Sen. Pat Roberts, R-Kan., chairman of the Senate Intelligence Committee, said last month that he is considering legislation that would criminalize the leaking of a wider range of classified information than what is now covered by law. The measure would be similar to earlier legislation that was vetoed by President Clinton in 2000 and opposed in 2002 by then-Attorney General John Ashcroft.

But the vice chairman of the committee, Sen. Jay Rockefeller, D-W.Va., complained in a letter to the national intelligence director last month that "damaging revelations of intelligence sources and methods are generated primarily by Executive Branch officials pushing a particular policy, and not by the rank-and-file employees of the intelligence agencies."

As evidence, Rockefeller noted the case of Valerie Plame, a CIA officer whose identity was leaked to reporters. A grand-jury investigation by Special Counsel Patrick Fitzgerald resulted last year in the jailing of Judith Miller, then a reporter at The New York Times, for refusing to testify, and in criminal charges against I. Lewis "Scooter" Libby, who resigned as Vice President Dick Cheney's chief of staff. In court papers, Libby has said his "superiors" authorized him to disclose a classified government report.

The New York Times, which first disclosed the NSA program in December, and The Washington Post, which reported on secret CIA prisons in November, said investigators have not contacted reporters or editors about those articles.

Leonard Downie Jr., executive editor of The Post, said that there has long been a "natural and healthy tension between government and the media" on national-security issues, but that he is "concerned" about comments by Goss and others that appear to reflect a more aggressive stance by the government.

In Sacramento, the Bee newspaper reported last month that FBI agents had contacted two of its reporters and, along with a federal prosecutor, had "questioned" a third reporter about articles last July detailing the contents of sealed court documents about five terrorism suspects. A Bee article on the contacts did not address whether the reporters supplied the agents with any information or whether they were subject to subpoenas.

Executive Editor Rick Rodriguez said last week he could not comment, based on the advice of newspaper attorneys.
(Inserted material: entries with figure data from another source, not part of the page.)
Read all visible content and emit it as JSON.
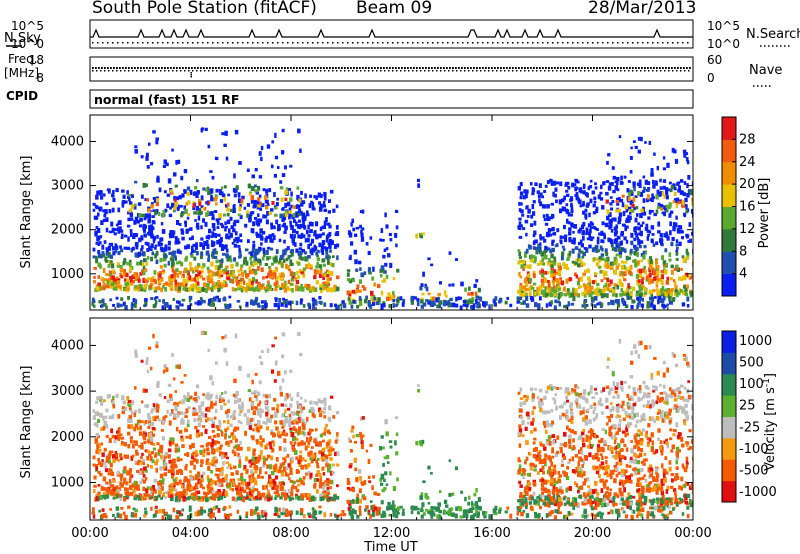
{
  "header": {
    "station": "South Pole Station (fitACF)",
    "beam": "Beam 09",
    "date": "28/Mar/2013"
  },
  "panels": {
    "nsky": {
      "label": "N.Sky",
      "tick_top": "10^5",
      "tick_bottom": "10^0"
    },
    "nsearch": {
      "label": "N.Search",
      "tick_top": "10^5",
      "tick_bottom": "10^0"
    },
    "freq": {
      "label_line1": "Freq.",
      "label_line2": "[MHz]",
      "tick_top": "18",
      "tick_bottom": "8"
    },
    "nave": {
      "label": "Nave",
      "tick_top": "60",
      "tick_bottom": "0"
    },
    "cpid": {
      "label": "CPID",
      "value": "normal (fast) 151 RF"
    }
  },
  "colors": {
    "power": [
      "#0a1ef0",
      "#1f4fb0",
      "#2f7a3a",
      "#5aa830",
      "#e8c000",
      "#f08c00",
      "#f25a10",
      "#e01818"
    ],
    "velocity": [
      "#e01010",
      "#f55a00",
      "#f39a10",
      "#bdbdbd",
      "#5cb030",
      "#2a8a50",
      "#1e4aa8",
      "#0a20e0"
    ]
  },
  "chart_data": [
    {
      "type": "heatmap",
      "title": "Power",
      "xlabel": "Time UT",
      "ylabel": "Slant Range [km]",
      "xlim": [
        "00:00",
        "24:00"
      ],
      "x_ticks": [
        "00:00",
        "04:00",
        "08:00",
        "12:00",
        "16:00",
        "20:00",
        "00:00"
      ],
      "ylim": [
        180,
        4600
      ],
      "y_ticks": [
        1000,
        2000,
        3000,
        4000
      ],
      "colorbar": {
        "label": "Power [dB]",
        "range": [
          0,
          32
        ],
        "ticks": [
          4,
          8,
          12,
          16,
          20,
          24,
          28
        ]
      },
      "echo_regions": [
        {
          "time_start": "00:00",
          "time_end": "09:45",
          "range_km": [
            600,
            2100
          ],
          "value_db": 22
        },
        {
          "time_start": "11:30",
          "time_end": "12:00",
          "range_km": [
            400,
            600
          ],
          "value_db": 14
        },
        {
          "time_start": "17:00",
          "time_end": "24:00",
          "range_km": [
            500,
            2300
          ],
          "value_db": 18
        }
      ]
    },
    {
      "type": "heatmap",
      "title": "Velocity",
      "xlabel": "Time UT",
      "ylabel": "Slant Range [km]",
      "xlim": [
        "00:00",
        "24:00"
      ],
      "x_ticks": [
        "00:00",
        "04:00",
        "08:00",
        "12:00",
        "16:00",
        "20:00",
        "00:00"
      ],
      "ylim": [
        180,
        4600
      ],
      "y_ticks": [
        1000,
        2000,
        3000,
        4000
      ],
      "colorbar": {
        "label": "Velocity [m s^-1]",
        "ticks": [
          "1000",
          "500",
          "100",
          "25",
          "-25",
          "-100",
          "-500",
          "-1000"
        ]
      },
      "echo_regions": [
        {
          "time_start": "00:00",
          "time_end": "09:45",
          "range_km": [
            600,
            2100
          ],
          "value_ms": -200
        },
        {
          "time_start": "12:00",
          "time_end": "14:00",
          "range_km": [
            300,
            900
          ],
          "value_ms": 150
        },
        {
          "time_start": "17:00",
          "time_end": "24:00",
          "range_km": [
            500,
            2300
          ],
          "value_ms": -150
        }
      ]
    }
  ]
}
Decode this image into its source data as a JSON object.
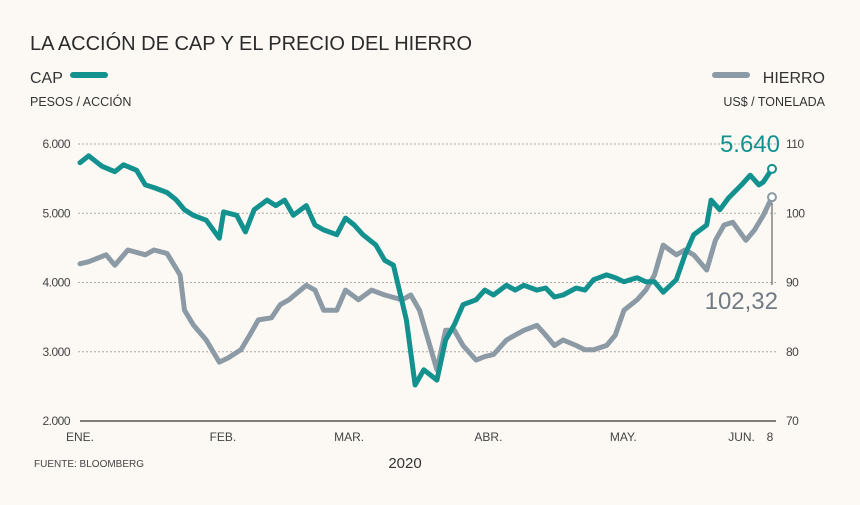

Representatives of the FBI and the U.S. attorney's office in Los Angeles, which is conducting the inquiry, also declined to comment.

In prosecuting a former Defense Department analyst and two pro-Israel lobbyists for allegedly spreading sensitive national-security information about U.S. policy in the Middle East, the Bush administration is making use of a statute whose origins lie in the first anxious days of World War I.

The Espionage Act makes it a crime for a government official with access to "national defense information" to communicate it intentionally to any unauthorized person. A 1950 amendment aimed at Soviet spying broadened the law, forbidding an unauthorized recipient of the information to pass it on, or even to keep it himself.

The Justice Department said "there plainly is no exemption" for the media, but added: A "prosecution under the espionage laws of an actual member of the press for publishing classified information leaked to it by a government source would raise legitimate and serious issues and would not be undertaken lightly; indeed, the fact that there has never been such a prosecution speaks for itself."